Not every writer can effectively vivify coming of age, love’s mad rush, and the slide into mental illness—trusted subjects in literature that often get pretty rusty treatment. But Jeffrey Eugenides is not every writer. He’s as brilliant and charismatic as Leonard Bankhead, the irresistible loner at the heart of his dazzling new novel, The Marriage Plot, who ensnares not just the intellectual attention of 1980s Brown graduating classmate Madeleine Hanna, besotted with English literature until he upends her thinking, but her heart as well. He’s as affecting and heartfelt as Madeleine herself, who takes love and runs with it despite the manifold complications of Leonard’s looming illness, never presented here for mere affect but for assured understanding, a grappling with the truth of what those with bipolar disorder endure. And he’s as protean and questing as the wittily named Mitchell Grammaticus, a character whose longing and search for identity we can identify with and make our own, a moody seeker after so many things—one of them being Madeleine’s heart.

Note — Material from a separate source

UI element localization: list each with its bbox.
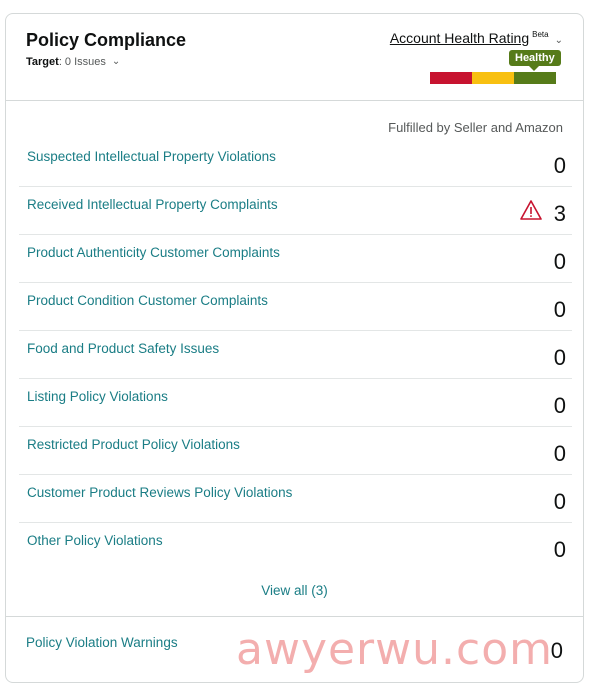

And so a love triangle, perfected drawn, perfectly balanced, perfectly capturing the lives of three young people opening up and discovering that there is more to life than that initial flowering. So many writers would make that a bright, tinny thing, fun for the moment and gone in a flash; so many others would darken up their writing to celebrate, cynically, our inevitable disappointments and the downfall of love. But if Mr. Eugenides shows us, to quote Anthony Trollope, that “the way of true love never works out, except at the end of an English novel,” where the marriage plot preened until being swept aside by 20th-century hardheadedness, he also shows us how we work our way through love—and life. We learn with the protagonists, we enter their lives, we grapple with their grapplings, we escape into philosophical asides that make us reflect on what literature can deliver. And, at the end of this liquidly written evocation of our inevitable human patchiness, we find ourselves, with the protagonists, ready to begin again.